From Mirabilis to Techne
GAD Giudecca Art District is pleased to announce the new series of exhibitions and events that will take place in parallel with the 59th edition of the Venice Biennale, from April 21st, 2022, until the end of this year. "Humanabilia from Mirabilis to Techne" is the title chosen to summarize the complex and intense art program that will take place in the premises of Giudecca’s shipyard.
Humanabilia is an imaginary term that ideally blends what concerns the Human (and the earthly) with the concept of Mirabilia, which came from the Latin "mirabilis" or wonder. This year's program is like a composite collective travel diary narrated through the proposals of different international curators and the works of over 50 artists. It will be like a choral novel narrated through images from many parts of the world, referring to different times and traditions from East to West. The visitor will discover local imaginaries, fantastic landscapes, visions, and other "wonders" of the hyper-globalized times. These stories will converge, or they will flow, side by side, like the many canals of Venice, the city that used to be Europe's trading gateway to the East.
As recalled by the French medievalist Jacques Le Goff, until the early Middle Ages, the idea of marvel and its imaginary were still associated, almost exclusively with secular or pagan culture. While included in a non-Christian context, the supernatural, or the extraordinary, was identified with the Latin term "magicus" and was commonly perceived as something demonic and sinister. On the contrary, the supernatural inscribed in Christian culture was named "miraculous" and generally considered like an act of God or a manifestation of His will.
Many manuscripts of medieval secular literature told marvelous stories of fabulous animals, wolfmen, fairies, knights-fish, and many other bizarre creatures that gradually became leitmotifs of the fantasy genre. In the courtly literature of medieval times, the marvelous was also frequently associated with traveling and periegetic literature. The Million, the Book of the World's Wonders by Marco Polo resulted as a compendium of the fantastic, from the empire of Genghis Khan to the kingdoms of southern India. From the sixteenth century to the eighteenth century, the word "Mirabilia" also indicated all kinds of “curiosities” and everything that seemed to come out of the ordinary which the collectors used to cumulate. Those unusual and precious objects collected in the Wunderkammer were generally classified as Artificialia or Naturalia.
If Naturalia were the marvels of Nature, Artificialia (a word that came from the Latin "Artefatto") were all men-made things, showing a human "know-how". Artificialia were therefore associated with the Greek term "techné".
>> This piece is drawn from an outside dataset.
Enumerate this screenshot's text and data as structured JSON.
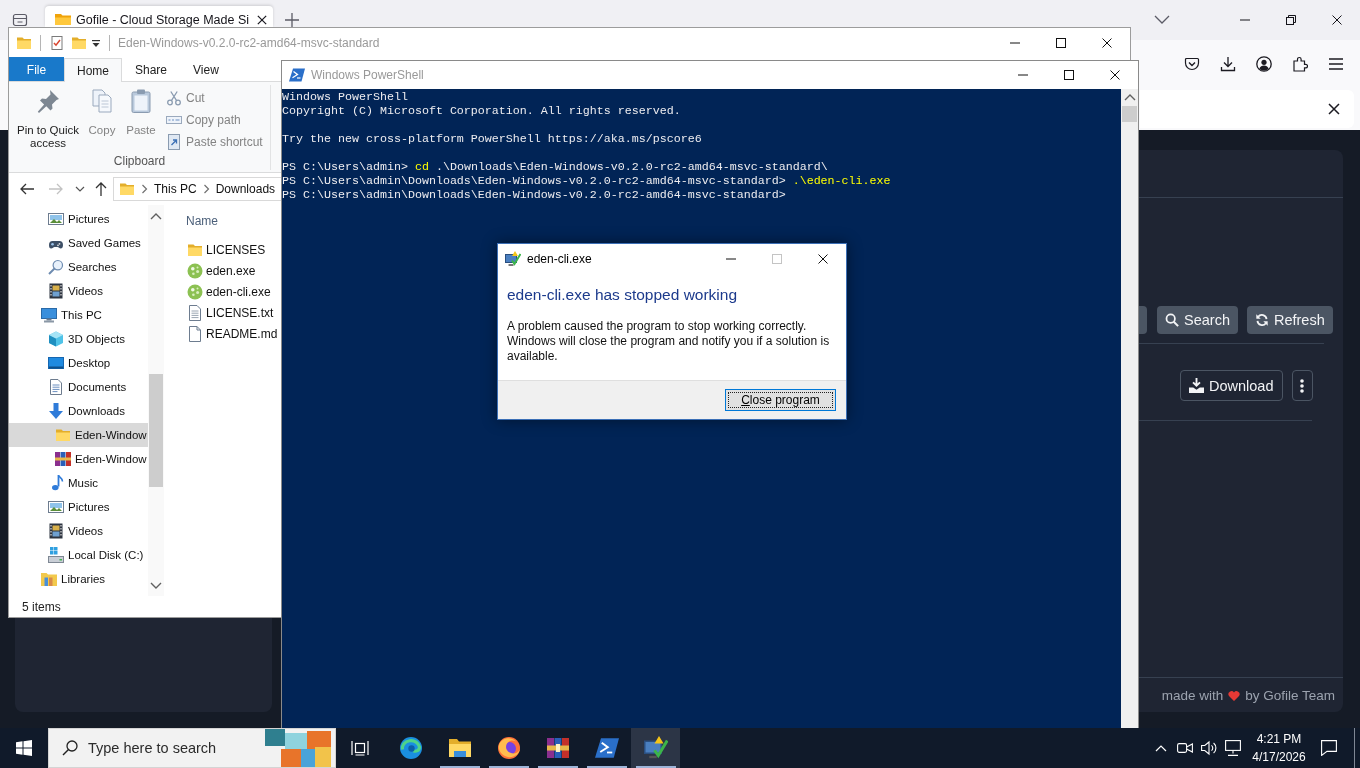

Hence the exhibitions that visitors will find this year at GAD seem to retrace the steps of a journey into the wonders of human.
Alfons Hug, director of the Goethe Institute in Baku, will curate SILK an exhibition that outlines the imagery of the western silk road through the works of contemporary artists, whose poetics explore the connections with textile traditions in the southern Caucasus area. Faig Ahmed, Olaf Nicolai, Nino Kvrivishvili, Araks Sahakyan, and the Italian Lisa Batacchi are the artists chosen for this exhibition promoted by the Goethe Institute, which will open on 21 April in GAD's main gallery, One.
On the same day, in the Legno & Legno space, it will be possible to visit the exhibition Terra Nova, a look at the present and the future, curated by Rhéal Olivier Lanthier and François St-Jacques. The show celebrates 25 years of the Canadian gallery Art Mur and will feature the artists: Robbie Cornelissen, Jannick Deslauriers, Eddy Firmin, Karine Giboulo, Jessica Houston, Guillaume Lachapelle, and Nadia Myre. The title recalls the name of the island, in front of the eastern coast of Canada, which was probably the first American territory where Europeans settled. The exhibition also seems to refer to the idea of a journey, but in this case, the travel seems to open a reflection on the physical and metaphysical evolution of the world.
Moreover, from 28 July until the first week of September, in gallery One, the visitors will discover a new series of works by Indonesian artist Eddy Susanto. The exhibition, which explores the allegory of Hell from the incredible Javanese temple of Borobudur to Dante's Comedy, will be curated by Valentina Gioia Levy and Naima Morelli, with the support of the ArtSociates Foundation.
The cultural offer of the district will expand beyond the aforementioned events to include other exhibitions, conferences, workshops. We invite you to consult the website and follow all the updates on the social channels of GAD Giudecca Art District to find out more.
We also remind that, in the Hydro space, visitors of the Redentore's shipyard will find the National Pavilion of the Republic of Kyrgyzstan at its first participation in the Biennale. The pavilion will feature the exhibition The Gate of Turan, constituted by an immersive installation by the artist Firouz FarmanFarmaian, curated by Janet Rady. The work of FarmanFarmaian is inspired by the nomadic culture, the genuine craft traditions, and the elaborate cosmogony of the ancient region of Tur.